Charterparties can contain a number of time-bars. Some of these are clearly sign posted, whilst others are less obvious and tucked away in references to International Conventions, incorporated into the charter or, in insurance arrangements, such as the Inter –club Agreement.  Defending a cargo claim whilst keeping an eye on the time limits for a possible indemnity claim against third parties, is always a juggling act.

A recent London arbitration decision has brought that juggling act into focus. In the dispute a charterer had chartered a vessel to carry engine equipment from the USA to a North African port. Unfortunately, on the voyage the vessels crew mistakenly pumped water into one of the holds, partially or fully submerging the engine parts in it.

The charterers had issued their own bills of lading showing themselves as the carrier of the cargo. At the time of the incident the charterers sent a message to the owners  of the vessel holding  them responsible and suggesting that a joint survey be carried out on the cargo on arrival at the discharge port. The owners acknowledged receipt of that message and stated they had advised their P&I insurers of a potential claim.The owners P&I insurers sent a surveyor to attend that joint inspection.

The sequence of events after that date appears to have been that the shipper gave notice to the charterers that a cargo claim would be presented by the consignee.  At the time of that notice, however,  no formal cargo claim had been presented. At some stage after that, a time extension was then granted to the cargo interests in which to bring proceedings in relation to a cargo damage claim.

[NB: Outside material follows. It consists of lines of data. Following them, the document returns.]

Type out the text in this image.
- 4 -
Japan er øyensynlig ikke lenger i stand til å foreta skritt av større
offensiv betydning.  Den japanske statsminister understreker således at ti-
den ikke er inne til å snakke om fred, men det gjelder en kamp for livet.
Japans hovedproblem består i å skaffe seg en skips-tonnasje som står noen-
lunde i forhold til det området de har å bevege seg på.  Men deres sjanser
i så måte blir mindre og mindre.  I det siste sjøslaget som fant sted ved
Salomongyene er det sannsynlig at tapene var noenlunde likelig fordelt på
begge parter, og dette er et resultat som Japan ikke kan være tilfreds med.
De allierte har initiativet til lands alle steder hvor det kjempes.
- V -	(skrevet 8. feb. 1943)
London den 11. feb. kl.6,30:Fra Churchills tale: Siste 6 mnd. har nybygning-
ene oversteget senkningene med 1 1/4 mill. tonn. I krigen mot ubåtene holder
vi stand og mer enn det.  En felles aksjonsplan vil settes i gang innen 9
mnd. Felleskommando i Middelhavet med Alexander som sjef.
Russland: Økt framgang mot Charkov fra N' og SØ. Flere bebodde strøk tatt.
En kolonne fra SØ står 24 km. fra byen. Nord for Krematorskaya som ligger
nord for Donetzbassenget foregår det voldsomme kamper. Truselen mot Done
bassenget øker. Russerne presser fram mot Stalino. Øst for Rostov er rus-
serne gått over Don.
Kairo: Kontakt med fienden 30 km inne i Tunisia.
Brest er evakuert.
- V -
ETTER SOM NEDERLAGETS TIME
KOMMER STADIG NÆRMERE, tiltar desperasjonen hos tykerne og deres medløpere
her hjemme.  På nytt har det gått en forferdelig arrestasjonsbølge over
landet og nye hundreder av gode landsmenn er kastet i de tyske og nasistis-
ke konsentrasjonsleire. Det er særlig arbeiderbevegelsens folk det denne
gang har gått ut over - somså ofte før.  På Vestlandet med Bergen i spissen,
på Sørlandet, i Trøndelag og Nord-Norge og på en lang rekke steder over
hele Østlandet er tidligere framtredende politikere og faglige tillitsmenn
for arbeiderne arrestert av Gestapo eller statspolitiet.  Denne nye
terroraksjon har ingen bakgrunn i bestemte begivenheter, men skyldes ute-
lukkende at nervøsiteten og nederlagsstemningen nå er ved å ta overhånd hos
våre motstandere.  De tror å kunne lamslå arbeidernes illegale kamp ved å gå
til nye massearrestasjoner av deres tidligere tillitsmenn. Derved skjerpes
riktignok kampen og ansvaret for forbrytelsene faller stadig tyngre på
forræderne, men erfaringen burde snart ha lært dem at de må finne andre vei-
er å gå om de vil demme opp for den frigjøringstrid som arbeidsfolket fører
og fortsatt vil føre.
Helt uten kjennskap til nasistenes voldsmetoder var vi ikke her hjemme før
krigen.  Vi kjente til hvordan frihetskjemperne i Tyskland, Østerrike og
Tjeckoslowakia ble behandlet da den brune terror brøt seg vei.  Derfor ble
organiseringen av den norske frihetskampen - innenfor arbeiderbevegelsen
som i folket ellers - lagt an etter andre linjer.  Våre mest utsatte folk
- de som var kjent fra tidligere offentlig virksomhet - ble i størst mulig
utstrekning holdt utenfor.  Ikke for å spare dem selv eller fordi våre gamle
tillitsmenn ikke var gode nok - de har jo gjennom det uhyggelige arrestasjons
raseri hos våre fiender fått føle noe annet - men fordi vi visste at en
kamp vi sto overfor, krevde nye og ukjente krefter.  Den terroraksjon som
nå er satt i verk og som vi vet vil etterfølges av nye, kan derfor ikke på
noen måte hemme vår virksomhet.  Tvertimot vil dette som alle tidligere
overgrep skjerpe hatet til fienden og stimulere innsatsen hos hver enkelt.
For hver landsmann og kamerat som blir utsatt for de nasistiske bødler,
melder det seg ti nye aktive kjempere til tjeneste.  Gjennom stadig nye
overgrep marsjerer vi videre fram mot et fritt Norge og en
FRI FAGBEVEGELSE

Matters appear to have rumbled along for a period of time.

The charterparty included a clause paramount as well as the Interclub Agreement-version 2011.

At some stage the charterers appear to have looked at their claim for an indemnity for any liability for the cargo claim, against the shipowners. When they did, the shipowners alleged that the indemnity claim was time barred under the Inter Club Agreement, because the charterers had not given them written notification of the cargo claim within 24 months of the discharge of the cargo. This time bar is in clause (6)  is as follows:-

(6) Recovery under this agreement by an Owner or a Charterer shall be deemed to be waived and absolutely barred unless written notification of the Cargo Claim has been given to the other party  within 24 months of the date of delivery of the cargo or the dates the cargo should have been delivered, save that, where the Hamburg Rules or any national legislation giving effect thereto are compulsorily applicable by operation of law to the contract of carriage or that part of the transit that comprised carriage on the chartered vessel, the period shall be 36 months. Such notification shall if possible include details of contract of carriage, the nature of the claim and the amount claimed.”

The argument between the owners and the charterers centred around the last sentence of clause. The original notification by the shipper of a possible claim did not contain any details of the amount claimed or the nature of the claim. A notification of a claim had been provided by the charterers to the owners soon after the accident, and the owners P&I surveyor had attended the vessel to examine the damaged cargo. Although no formal claim had been presented within the 24 month period from discharge, the owners were clearly not unaware of the claim,

The arbitration tribunal approached the time bar issue by deciding that the intention behind the clause was to differentiate between the complete absence of a written notification which would time bar any recovery and the absence of details about the claim.

In the tribunals view the owners had received notification of a possible claim and had given a written notification to the owners immediately after the incident, The owners had acknowledged receipt of that notification and a P&I Surveyor had attended  the vessel to inspect the damaged cargo. That notification was valid even if particulars of the claim amount and nature had not been provided by the charterers. As a result the claim was not time barred.

It is likely that any future amendments to the Inter-club agreement will take this arbitration decision into account. There appears to be no substitute though, for ensuring that each end of a charterparty and bill of lading chain is kept regularly updated when a potential or actual cargo claim arises, particularly when time extensions for bringing claims are granted to cargo interests by one of the parties in a charter chain.